DÜSSELDORF. „Dieses Kurzfristdenken ist in meinen Augen keine sinnvolle Unternehmensführung“, hat Porsche-Chef Wendelin Wiedeking im Juni 2001 der Öffentlichkeit beschieden und achselzuckend den Rausschmiss aus dem MDax in Kauf genommen. Denn Indexmitglieder müssen vierteljährlich berichten. Der Alleingang hat der Porsche- Aktie nicht geschadet. Ihr Kurs hat sich in zwei Jahren mehr als verdoppelt. Allein seit Mitte Februar ist er um knapp 30 Prozent gestiegen, drei mal stärker als die übrigen europäischen Autowerte. Und das, obwohl viele Fondsmanager auf die zu keinem Index gehörenden Titel verzichten müssen.

Jetzt gibt es neue Kursphantasie: Die Pläne, mit der Sportlimousine Panamera auch Viertürer zu bauen, liegen nach längerer Ankündigung auf dem Tisch. Damit stößt Porsche in eine hochlukrative, rasch wachsende Klasse.

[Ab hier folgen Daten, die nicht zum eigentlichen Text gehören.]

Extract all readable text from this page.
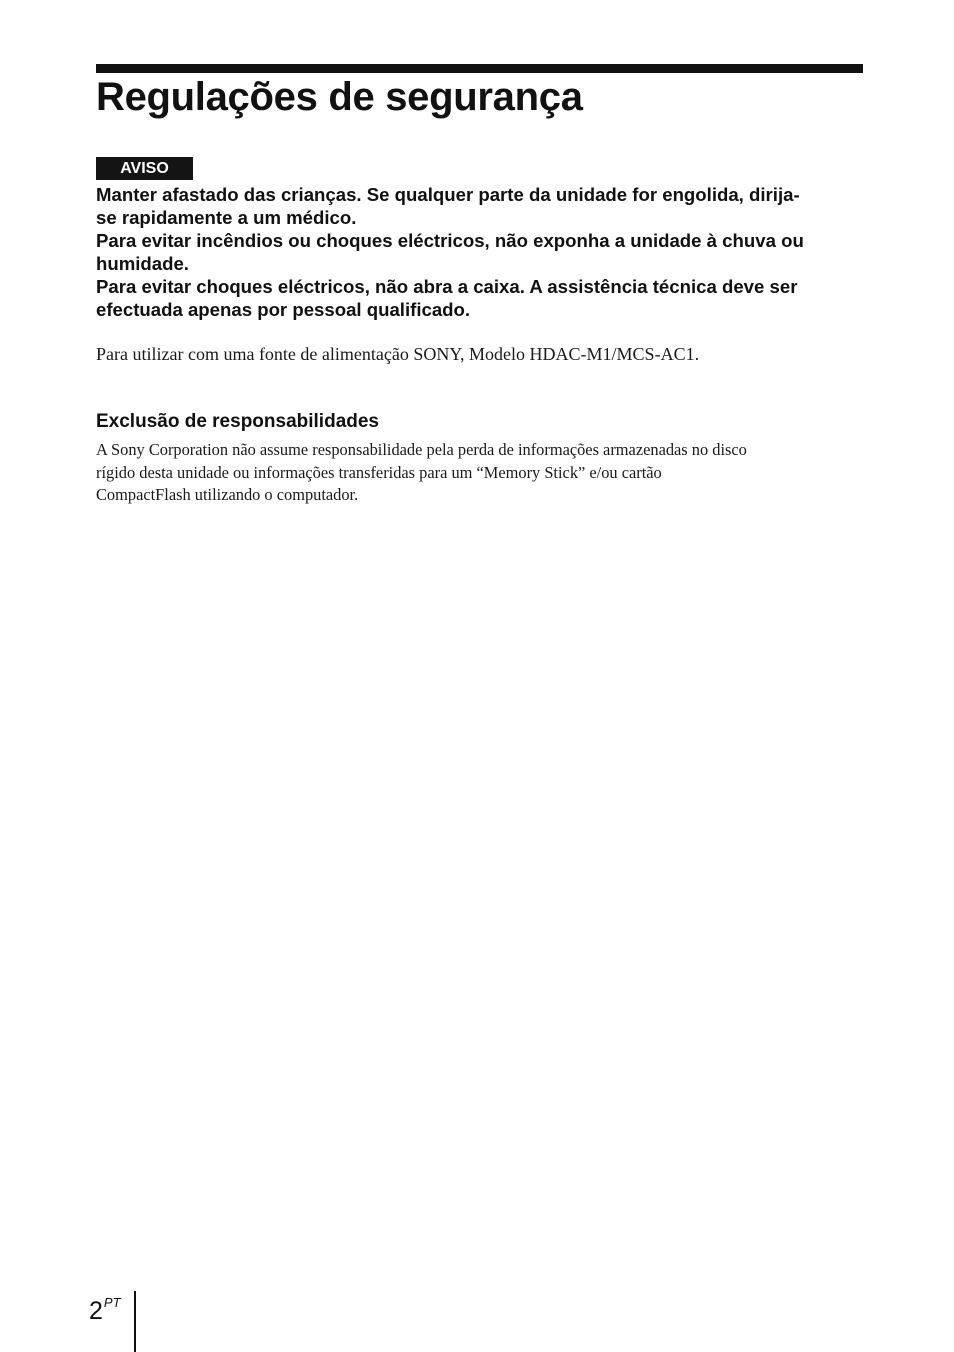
Regulações de segurança
AVISO

Manter afastado das crianças. Se qualquer parte da unidade for engolida, dirija-
se rapidamente a um médico.
Para evitar incêndios ou choques eléctricos, não exponha a unidade à chuva ou
humidade.
Para evitar choques eléctricos, não abra a caixa. A assistência técnica deve ser
efectuada apenas por pessoal qualificado.

Para utilizar com uma fonte de alimentação SONY, Modelo HDAC-M1/MCS-AC1.

Exclusão de responsabilidades

A Sony Corporation não assume responsabilidade pela perda de informações armazenadas no disco
rígido desta unidade ou informações transferidas para um “Memory Stick” e/ou cartão
CompactFlash utilizando o computador.

$2^{PT}$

Der Absatz dieser Gruppe, in der vor allem der Mercedes CLS und der Sechser BMW dominieren, hat sich innerhalb von fünf Jahren auf 100 000 verdoppelt. Die Gewinnmargen liegen bei über 25 Prozent.

Für Porsche ist es die logische Fortsetzung einer erfolgreichen Modellpolitik. 1996 der Boxter, danach der neue 911er, 2002 der Cayenne. Jedes neue Modell hat Umsätze, Gewinn und Kurs hochgetrieben. Der neue Viersitzer dürfte alle ansprechen, die gerne sportlich fahren, trotzdem Platz für Gäste brauchen, Porsche schon immer gut fanden und sich ein rund 100 000 Euro teures Spielzeug leisten können.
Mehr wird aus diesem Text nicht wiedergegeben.